В начале раздела речь идет о таких заговорах, которые «произносятся шепотом и скороговоркой» и звучат «по-домашнему, негромко» (л. 25).
Далее «близость к хлебным полям, к туману и ветру, к дождям и грозам заставляет петь все громче. Есть заговоры совсем как нежные лирические песни...» (л. 30). А в завершающей части речь идет о любовных заговорах, в которых «мы можем услышать широкую, многострунную музыку - от нежных лирических мелодий до настоящей яростной страсти, обращающей сердце заклинателя в красный уголь» (л. 34).
Если автор со своим читателем совершают восхождение по воображаемой «лестнице заклинаний», то субъект заговора выходит из дома и отправляется в путь среди лесов и полей, переживая телесную метаморфозу (у него вырастают крылья), а потом и взлетает к небесам под музыку мирового оркестра.
Последний абзац статьи посвящен образу загадочного камня Алатыря. Среди фольклорных свидетельств, которые приводит Блок, выделяется такое определение Алатыря, которое не сопровождается указаниями на источник и как бы исходит от самого автора: «Этот Алатырь, Латырь или Алатр - камень белый, горючий, светлый, синий, серебряный - светится в центре массы заклинаний и обладает чудотворной силой. Лежит он на море Окияне, на острове Буяне, который мифологи считали страною вечного лета» (л. 39).
Чтобы подчеркнуть особую значимость Алатыря, приводятся три варианта его названия и пять (!) эпитетов, связанных с темой света. Замечательно, что сама «масса заклинаний» при этом описывается как некий материальный объект, внутри которого помещается источник мистического света. В последнем предложении статьи со ссылкой на А.Н. Веселовского раскрывается религиозный смысл Алатыря: «Изучая западные легенды и показания русских путешественников, Веселовский сближает заповедный камень Алатырь с алтарем: народная фантазия, говорит он, нашла символический центр сказаний - алтарный камень, алтарь, на котором впервые была принесена бескровная жертва, установлено высшее таинство христианства» (л. 40).

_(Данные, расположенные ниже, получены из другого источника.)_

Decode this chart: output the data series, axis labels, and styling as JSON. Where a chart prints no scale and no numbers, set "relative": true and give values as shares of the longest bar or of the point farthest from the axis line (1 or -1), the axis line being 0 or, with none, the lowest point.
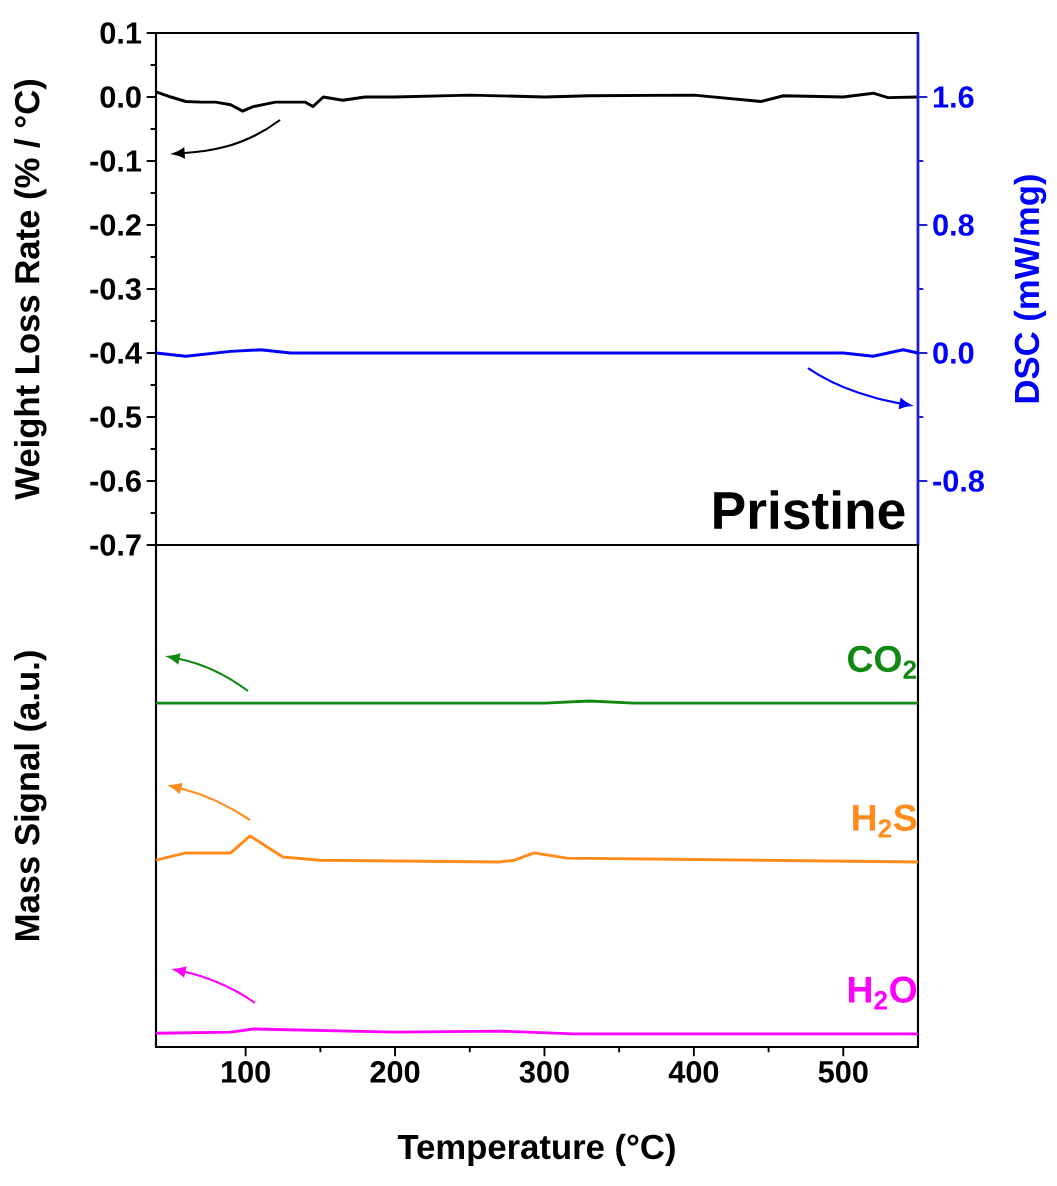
{
  "chart_data": [
    {
      "type": "line",
      "ylabel": "Weight Loss Rate (% / °C)",
      "y2label": "DSC (mW/mg)",
      "annotations": [
        "Pristine"
      ],
      "xlim": [
        40,
        550
      ],
      "ylim": [
        -0.7,
        0.1
      ],
      "yticks": [
        -0.7,
        -0.6,
        -0.5,
        -0.4,
        -0.3,
        -0.2,
        -0.1,
        {
          "value": 0,
          "label": "0.0"
        },
        0.1
      ],
      "y2lim": [
        -1.2,
        2.0
      ],
      "y2ticks": [
        -0.8,
        {
          "value": 0,
          "label": "0.0"
        },
        0.8,
        1.6
      ],
      "tick_labels": "y",
      "series": [
        {
          "color": "#000000",
          "x": [
            40,
            50,
            60,
            70,
            80,
            90,
            98,
            105,
            120,
            140,
            145,
            152,
            165,
            180,
            200,
            250,
            300,
            330,
            400,
            445,
            460,
            500,
            520,
            530,
            550
          ],
          "values": [
            0.008,
            0.0,
            -0.007,
            -0.008,
            -0.008,
            -0.012,
            -0.022,
            -0.015,
            -0.008,
            -0.008,
            -0.015,
            0.0,
            -0.005,
            0.0,
            0.0,
            0.003,
            0.0,
            0.002,
            0.003,
            -0.007,
            0.002,
            0.0,
            0.006,
            -0.001,
            0.0
          ]
        },
        {
          "color": "#0000ff",
          "axis": "y2",
          "x": [
            40,
            60,
            90,
            110,
            130,
            300,
            500,
            520,
            540,
            550
          ],
          "values": [
            0.0,
            -0.02,
            0.01,
            0.02,
            0.0,
            0.0,
            0.0,
            -0.02,
            0.02,
            0.0
          ]
        }
      ]
    },
    {
      "type": "line",
      "relative": true,
      "xlabel": "Temperature (°C)",
      "ylabel": "Mass Signal (a.u.)",
      "xlim": [
        40,
        550
      ],
      "xticks": [
        100,
        200,
        300,
        400,
        500
      ],
      "tick_labels": "x",
      "series": [
        {
          "name": "CO$_{2}$",
          "color": "#118811",
          "x": [
            40,
            300,
            330,
            360,
            550
          ],
          "values": [
            0.994,
            0.994,
            1.0,
            0.994,
            0.994
          ]
        },
        {
          "name": "H$_{2}$S",
          "color": "#ff8c1a",
          "x": [
            40,
            60,
            90,
            103,
            125,
            150,
            270,
            280,
            293,
            315,
            550
          ],
          "values": [
            0.54,
            0.561,
            0.561,
            0.61,
            0.549,
            0.54,
            0.535,
            0.54,
            0.561,
            0.546,
            0.535
          ]
        },
        {
          "name": "H$_{2}$O",
          "color": "#ff00ff",
          "x": [
            40,
            90,
            105,
            200,
            270,
            320,
            550
          ],
          "values": [
            0.04,
            0.043,
            0.052,
            0.043,
            0.046,
            0.038,
            0.038
          ]
        }
      ]
    }
  ]
}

Статья Блока завершается дословной цитатой из статьи А.Н. Веселовского «Алатырь в местных преданиях Палестины и легенды о Граале» (третья статья из цикла «Разыскания в области русского духовного стиха» (далее - «Разыскания...»)). В своей работе А.Н. Веселовский сопоставляет образы сказочного камня в русской народной поэзии (в том числе в стихе о «Голубиной книге» и в былине о Василии Буслаеве) с западными легендами о Св. Граале и со свидетельствами русских путешественников Коробейникова и Грекова о символическом параллелизме между мраморным камнем и Неопалимой Купиной в Синайском монастыре св. Екатерины [Веселовский 1881, 18]. В итоге Веселовский находит «за позднейшими наслоениями, песенными и иными, черты первичной легенды», связанной с «символикой сионского камня-алтаря, алатыря» [Веселовский 1881, 23, 33], и приходит к выводу о ключевом сакральном символизме «краеугольного» камня-алтаря в ряде христианских апокрифов и поверий (где камень-алтарь может быть также основанием креста Спасителя и обозначением места погребения Адама). При- ведем фрагмент из статьи А.Н. Веселовского, подчеркнув в нем слова, частично процитированные Блоком:
«Предание о чудесном камне, положенном Спасителем в основание Сионской церкви; о камне, снесенном с Синая и положенном на место алтаря в той же церкви, матери всех церквей; память о трапезе Христа в сионском Coenaculum, за которой Спаситель возлежал с апостолами, установил таинство Евхаристии и, наставив тому учеников, послал их в мир возвестить новое Откровение: таковы были материалы местной легенды. Стоило было поработать над ними народной фантазии, чтобы найти в них символический центр: алтарный камень, алтарь, на котором впервые была принесена бескровная жертва, установлено высшее таинство христианства . В русской народной поэзии этот алтарь, црквнослав. олъ-тарь, стал камнем алатырем ...» [Веселовский 1881, 24].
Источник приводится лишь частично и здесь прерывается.